Title:Elastic energy of polyhedral bilayer vesicles

Abstract:In recent experiments [M. Dubois, B. Demé, T. Gulik-Krzywicki, J.-C. Dedieu, C. Vautrin, S. Désert, E. Perez, and T. Zemb, Nature (London) Vol. 411, 672 (2001)] the spontaneous formation of hollow bilayer vesicles with polyhedral symmetry has been observed. On the basis of the experimental phenomenology it was suggested [M. Dubois, V. Lizunov, A. Meister, T. Gulik-Krzywicki, J. M. Verbavatz, E. Perez, J. Zimmerberg, and T. Zemb, Proc. Natl. Acad. Sci. U.S.A. Vol. 101, 15082 (2004)] that the mechanism for the formation of bilayer polyhedra is minimization of elastic bending energy. Motivated by these experiments, we study the elastic bending energy of polyhedral bilayer vesicles. In agreement with experiments, and provided that excess amphiphiles exhibiting spontaneous curvature are present in sufficient quantity, we find that polyhedral bilayer vesicles can indeed be energetically favorable compared to spherical bilayer vesicles. Consistent with experimental observations we also find that the bending energy associated with the vertices of bilayer polyhedra can be locally reduced through the formation of pores. However, the stabilization of polyhedral bilayer vesicles over spherical bilayer vesicles relies crucially on molecular segregation of excess amphiphiles along the ridges rather than the vertices of bilayer polyhedra.

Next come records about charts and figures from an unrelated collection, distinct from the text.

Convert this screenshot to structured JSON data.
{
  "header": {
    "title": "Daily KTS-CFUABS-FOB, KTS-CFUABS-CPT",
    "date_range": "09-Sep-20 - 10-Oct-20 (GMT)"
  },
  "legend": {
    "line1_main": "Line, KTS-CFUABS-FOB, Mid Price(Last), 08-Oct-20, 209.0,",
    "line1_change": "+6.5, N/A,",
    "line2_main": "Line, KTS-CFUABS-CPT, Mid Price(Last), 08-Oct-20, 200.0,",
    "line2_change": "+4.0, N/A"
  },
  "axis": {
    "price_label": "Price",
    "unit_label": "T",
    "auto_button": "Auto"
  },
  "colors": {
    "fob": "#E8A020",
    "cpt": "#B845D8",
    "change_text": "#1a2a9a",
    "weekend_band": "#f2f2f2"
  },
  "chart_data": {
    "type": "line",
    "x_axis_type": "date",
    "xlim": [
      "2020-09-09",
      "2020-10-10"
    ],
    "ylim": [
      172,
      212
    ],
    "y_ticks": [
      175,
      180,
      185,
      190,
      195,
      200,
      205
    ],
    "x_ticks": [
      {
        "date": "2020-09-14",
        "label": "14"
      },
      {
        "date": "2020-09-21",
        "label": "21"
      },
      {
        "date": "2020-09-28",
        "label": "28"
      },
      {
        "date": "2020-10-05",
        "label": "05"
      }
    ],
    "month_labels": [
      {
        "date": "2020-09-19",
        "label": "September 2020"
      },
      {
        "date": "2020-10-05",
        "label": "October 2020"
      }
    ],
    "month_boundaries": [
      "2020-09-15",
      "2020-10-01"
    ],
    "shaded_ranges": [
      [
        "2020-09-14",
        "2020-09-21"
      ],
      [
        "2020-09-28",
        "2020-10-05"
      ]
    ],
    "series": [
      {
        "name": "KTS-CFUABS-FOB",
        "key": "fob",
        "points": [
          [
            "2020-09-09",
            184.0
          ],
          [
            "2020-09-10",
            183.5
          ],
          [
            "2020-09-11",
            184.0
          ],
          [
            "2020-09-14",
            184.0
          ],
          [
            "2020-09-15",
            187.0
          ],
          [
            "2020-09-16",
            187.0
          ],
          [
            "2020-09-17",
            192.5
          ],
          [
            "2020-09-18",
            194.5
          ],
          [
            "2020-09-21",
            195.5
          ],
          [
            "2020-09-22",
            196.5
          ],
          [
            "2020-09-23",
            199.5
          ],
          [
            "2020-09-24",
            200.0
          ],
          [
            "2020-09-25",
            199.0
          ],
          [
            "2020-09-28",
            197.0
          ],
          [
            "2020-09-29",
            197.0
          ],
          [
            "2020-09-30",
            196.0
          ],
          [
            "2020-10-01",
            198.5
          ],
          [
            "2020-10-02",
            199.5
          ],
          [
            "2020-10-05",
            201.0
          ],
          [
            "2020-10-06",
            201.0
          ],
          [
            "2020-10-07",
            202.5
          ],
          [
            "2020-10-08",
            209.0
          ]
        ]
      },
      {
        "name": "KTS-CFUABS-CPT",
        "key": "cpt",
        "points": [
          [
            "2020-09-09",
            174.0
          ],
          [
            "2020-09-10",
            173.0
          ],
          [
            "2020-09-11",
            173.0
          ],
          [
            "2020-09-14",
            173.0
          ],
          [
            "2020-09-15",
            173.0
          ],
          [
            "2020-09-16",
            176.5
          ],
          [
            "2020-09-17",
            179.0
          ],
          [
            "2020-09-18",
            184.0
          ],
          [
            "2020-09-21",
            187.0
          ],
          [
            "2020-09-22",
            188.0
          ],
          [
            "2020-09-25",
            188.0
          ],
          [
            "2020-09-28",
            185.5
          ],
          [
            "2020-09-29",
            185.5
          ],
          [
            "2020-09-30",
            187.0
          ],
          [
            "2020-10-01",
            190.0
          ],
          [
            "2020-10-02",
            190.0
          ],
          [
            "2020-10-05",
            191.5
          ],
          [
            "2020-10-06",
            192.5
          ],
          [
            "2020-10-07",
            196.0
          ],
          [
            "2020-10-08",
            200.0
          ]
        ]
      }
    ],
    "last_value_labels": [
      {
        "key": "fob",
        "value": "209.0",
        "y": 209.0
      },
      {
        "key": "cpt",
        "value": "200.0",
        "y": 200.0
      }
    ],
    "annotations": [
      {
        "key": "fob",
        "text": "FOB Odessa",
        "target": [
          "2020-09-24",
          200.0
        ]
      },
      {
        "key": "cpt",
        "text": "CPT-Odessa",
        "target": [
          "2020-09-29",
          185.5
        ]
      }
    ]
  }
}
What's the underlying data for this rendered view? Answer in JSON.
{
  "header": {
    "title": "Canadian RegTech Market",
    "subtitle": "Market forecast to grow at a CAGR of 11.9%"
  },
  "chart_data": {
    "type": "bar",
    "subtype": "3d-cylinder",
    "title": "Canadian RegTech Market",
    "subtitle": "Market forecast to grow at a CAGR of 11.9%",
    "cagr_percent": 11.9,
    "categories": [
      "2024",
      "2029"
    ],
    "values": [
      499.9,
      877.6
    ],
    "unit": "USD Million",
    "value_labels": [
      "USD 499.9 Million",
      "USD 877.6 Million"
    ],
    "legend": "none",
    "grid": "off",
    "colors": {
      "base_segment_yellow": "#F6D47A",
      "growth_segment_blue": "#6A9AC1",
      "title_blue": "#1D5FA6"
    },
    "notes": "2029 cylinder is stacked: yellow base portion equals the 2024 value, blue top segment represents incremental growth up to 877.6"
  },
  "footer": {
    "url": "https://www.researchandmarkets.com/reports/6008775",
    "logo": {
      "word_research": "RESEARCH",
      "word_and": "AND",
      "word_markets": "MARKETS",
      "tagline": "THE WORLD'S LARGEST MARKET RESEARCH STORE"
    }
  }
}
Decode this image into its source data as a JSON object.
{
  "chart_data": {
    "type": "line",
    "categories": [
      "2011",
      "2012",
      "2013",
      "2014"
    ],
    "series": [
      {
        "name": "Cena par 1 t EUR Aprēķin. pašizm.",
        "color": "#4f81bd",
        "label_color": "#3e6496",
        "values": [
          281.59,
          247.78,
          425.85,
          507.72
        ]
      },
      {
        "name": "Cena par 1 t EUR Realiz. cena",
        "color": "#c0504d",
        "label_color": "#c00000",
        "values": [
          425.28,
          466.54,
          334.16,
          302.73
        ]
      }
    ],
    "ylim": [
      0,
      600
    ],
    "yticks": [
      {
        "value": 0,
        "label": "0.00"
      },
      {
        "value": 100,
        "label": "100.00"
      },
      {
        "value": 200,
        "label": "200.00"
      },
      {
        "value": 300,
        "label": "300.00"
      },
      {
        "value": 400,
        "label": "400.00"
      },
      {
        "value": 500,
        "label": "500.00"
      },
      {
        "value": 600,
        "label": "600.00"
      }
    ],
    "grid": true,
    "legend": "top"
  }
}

Furthermore, our analysis implies that, contrary to what has been suggested on the basis of experiments, the icosahedron does not minimize elastic bending energy among arbitrary polyhedral shapes and sizes. Instead, we find that, for large polyhedron sizes, the snub dodecahedron and the snub cube both have lower total bending energies than the icosahedron.